By the 1970s the marsh showed salty vegetation at the railway side and fresh-water at the inner edges. This mixed habitat became an important site for many marsh bird and plant species. In 1970 the lease on the land was acquired by An Taisce, a conservation society, which has managed it as a nature reserve.

===1980s to present===
Oil spills in 1982 and, more severely in 1985, led to de-oxygenation of the marsh. The vegetation came to be dominated by Bolboschoenus maritimus, a rush that could withstand the salty conditions, though the re-discovery of a rare species of grass following some works on the drainage enhanced the conservation status of the marsh. In response the flap valves were removed, allowing a free flow of salt water that is rich in oxygen.

Aside from the formation of the two mud islands for birds in 2006, no major work has been performed on the marsh in recent years, although a viewing area was made on a small pocket of land just to the north.

==Access and viewing==
The marsh is immediately adjacent to the Rock Road, the main coastal route from Dublin city to Blackrock, Dún Laoghaire and Dalkey, and close to the N11. There is paid parking at the DART station. Some Dublin Bus routes pass along the road also. It can be viewed from all sides, although viewing from the DART platform requires a train ticket, and there is a small viewing area with seating at the northwestern corner, opposite the end of Trimleston Avenue. An overhead view can be obtained from the footbridge across the railway line.

==Flora and fauna==
There are three main habitats ranging from near-freshwater in the north-western corner to near-saltwater by the DART station, with a graduation between.

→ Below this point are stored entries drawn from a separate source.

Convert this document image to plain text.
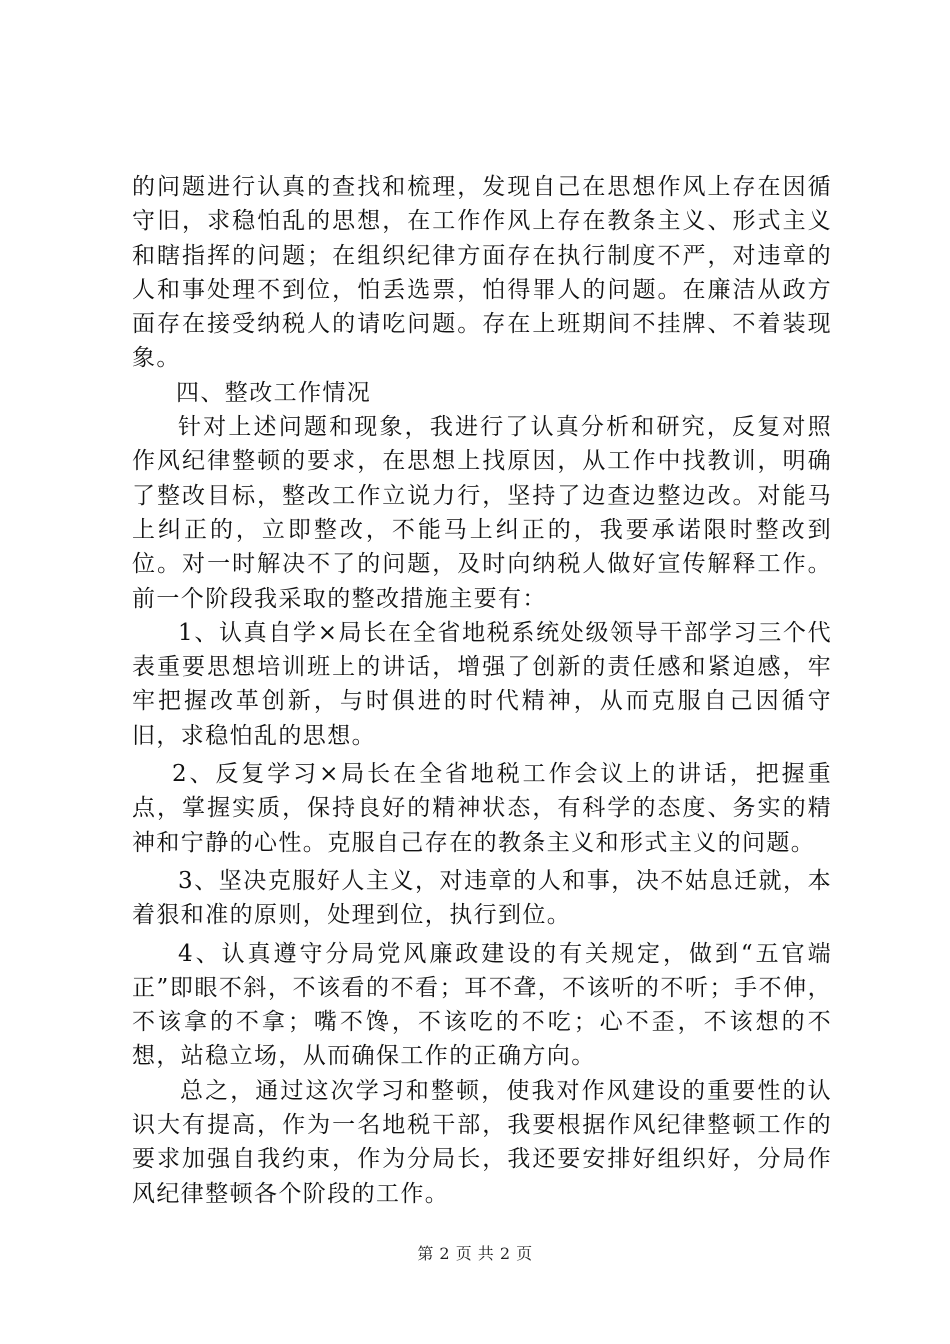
的问题进行认真的查找和梳理，发现自己在思想作风上存在因循守旧，求稳怕乱的思想，在工作作风上存在教条主义、形式主义和瞎指挥的问题；在组织纪律方面存在执行制度不严，对违章的人和事处理不到位，怕丢选票，怕得罪人的问题。在廉洁从政方面存在接受纳税人的请吃问题。存在上班期间不挂牌、不着装现象。

四、整改工作情况

针对上述问题和现象，我进行了认真分析和研究，反复对照作风纪律整顿的要求，在思想上找原因，从工作中找教训，明确了整改目标，整改工作立说力行，坚持了边查边整边改。对能马上纠正的，立即整改，不能马上纠正的，我要承诺限时整改到位。对一时解决不了的问题，及时向纳税人做好宣传解释工作。前一个阶段我采取的整改措施主要有：

1、认真自学×局长在全省地税系统处级领导干部学习三个代表重要思想培训班上的讲话，增强了创新的责任感和紧迫感，牢牢把握改革创新，与时俱进的时代精神，从而克服自己因循守旧，求稳怕乱的思想。

2、反复学习×局长在全省地税工作会议上的讲话，把握重点，掌握实质，保持良好的精神状态，有科学的态度、务实的精神和宁静的心性。克服自己存在的教条主义和形式主义的问题。

3、坚决克服好人主义，对违章的人和事，决不姑息迁就，本着狠和准的原则，处理到位，执行到位。

4、认真遵守分局党风廉政建设的有关规定，做到“五官端正”即眼不斜，不该看的不看；耳不聋，不该听的不听；手不伸，不该拿的不拿；嘴不馋，不该吃的不吃；心不歪，不该想的不想，站稳立场，从而确保工作的正确方向。

总之，通过这次学习和整顿，使我对作风建设的重要性的认识大有提高，作为一名地税干部，我要根据作风纪律整顿工作的要求加强自我约束，作为分局长，我还要安排好组织好，分局作风纪律整顿各个阶段的工作。

第 2 页 共 2 页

In recent years, the condition of the mud and water have improved, and birds have returned in large numbers. The scirpus growth has significantly reduced, and the many other species of plant occurring in the marsh have recovered. One of these, Puccinellia fasiculata, commonly "Borrer's saltmarsh grass," is protected, along with its habitat. Other flora include salt-tolerant species such as sea milkwort, false fox sedge, and sea spurrey.

The marsh area attracts moorhen, common teal, reed bunting, coot, mallard, sedge warbler, common snipe, little egret, northern lapwing, Eurasian oystercatcher, bar-tailed godwit, common redshank, dunlin, knot and brent goose. Additional species breeding in the marsh or visiting from nearby breeding locations include blackbird, dunnock and wren. Rarer visitors but sometimes sighted are grey heron, spotted redshank, ruff and little stint, Eurasian sparrowhawk and pied avocet. A short-billed dowitcher was present at the site from 2004-2005. Along the Nutley Stream kingfisher appear, and greenshank and water rail are seen in the south eastern corner. From the shore, common gull, herring gull and black-headed gull visit.

==Management==
The marsh is today managed by An Taisce, represented by the Dún Laoghaire local association and one of the national committees, working with scientists, Birdwatch Ireland and representatives of other users. A support group, Friends of Booterstown, also assists.

Due to the presence of a rare plant, the National Parks and Wildlife Service has an oversight role with regard to major works on the marsh, or planning requests.